Friday, March 5, 2010

Behavioral health economics?

One of the biggest economics issues of our time is health care. Can we use the Homo Communitatis framework (see posted paper), which is essentially a mathematical version of the concepts of behavior and communities in Descriptive, to get a better handle on the economics of health care? For example, about 10% of the health care costs in the US today are due to obesity-related problems. That will rise to 20% in 8 years. We know what it takes to change that: change the diet and exercise habits of the populace. But we know how hard it is to do that. If we formulate the decisions using the 4-dimensional formulation of value (H, P, E, E), rather than the undifferentiated notion of "value" used in economics (even behavioral econ) today, and deliberate action, can we get any insights into what might work?

4 comments:

Tony Putman said...

The "Homo Communitatis" paper is at:
www.descriptivepsychologyinstitute.org/HomoCommunitatis.pdf

Tony Putman said...

This is a vast topic, Joe, and I think we have to eat this elephant one bite at a time. Here’s a first nibble.

Clearly what economists call “incentives” are at issue here all over the place. “Incentive”, however, is classic Critic language and people do what they do (including eat) as Actors. Not surprisingly, weight-reduction programs designed around incentives have a very mixed track record.

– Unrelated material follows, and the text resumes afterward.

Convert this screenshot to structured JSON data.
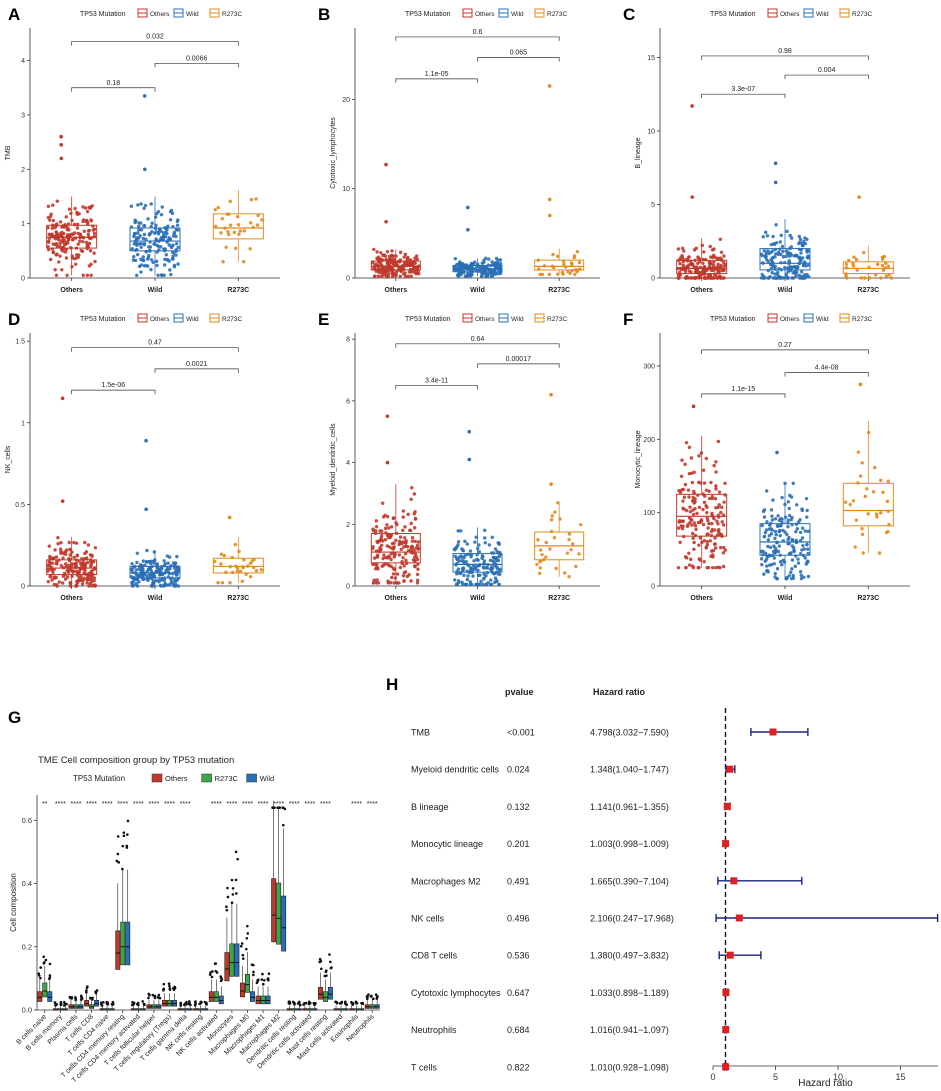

Perhaps we can do a little better. Take this principle: A person will value a real something over the “same” possible something. Then if we want to use incentives we would give them to people up front. Say, agree on a weight-loss goal for this week, and put a 20% refund on this week’s health insurance premium in their bank account, with the stipulation that they will lose it if they don’t meet their weight goal.

If we look at it closely I bet we can find comparable ways of arranging organizational or system incentives.

I suspect there are a number of status-dynamic moves that might help as well. Making merely possible actually possible, for example? Accreditation? Anyone have a thought here?

Joe J said...

One of the things trumpeted as a deep insight by the current BE guys is that people are "loss averse." From Wikipedia:

In prospect theory, loss aversion refers to people's tendency to strongly prefer avoiding losses to acquiring gains. Some studies suggest that losses are twice as powerful, psychologically, as gains. Loss aversion was first convincingly demonstrated by Amos Tversky and Daniel Kahneman

This is interesting in a couple of ways, not the least being the correspondence to "a person will not choose less behavior potential over more." I was fascinated to see Tony's formulation in terms of valuing a real something vs. the potential of that thing.

His proposal fits this very, very nicely: the 20% in the bank vs a promise of 20% in the future.

Unknown said...

One thing I've noticed is that my decisions as to what I eat take place mostly in the grocery store. What I don't buy, I don't eat; this applies to restaurants as well, although there are other factors at restaurants (many small decisions, limited selection, gigantic portions) which make restaurants harder. Even there, I can choose which one to walk into.

Perhaps what's needed is a phone app that helps you to make good choices in the grocery store, find healthy food on the go, and rewards good behavior on the spot by some kind of game-like system? Ideally it would help you figure out how to shop for and prepare meals that you like, that have the right profile for health.

Weight-loss, unfortunately, is a false incentive, as any wrestler can tell you. You'd have people sweating themselves down to get extra drinking money on the weekend. But with better metrics this could work.

The simplest solution might just be to offer insurance-subsidized lessons in how to buy, prepare and cook a healthy, nourishing plant-based diet. The community which can form there would provide all the health incentives most people would need.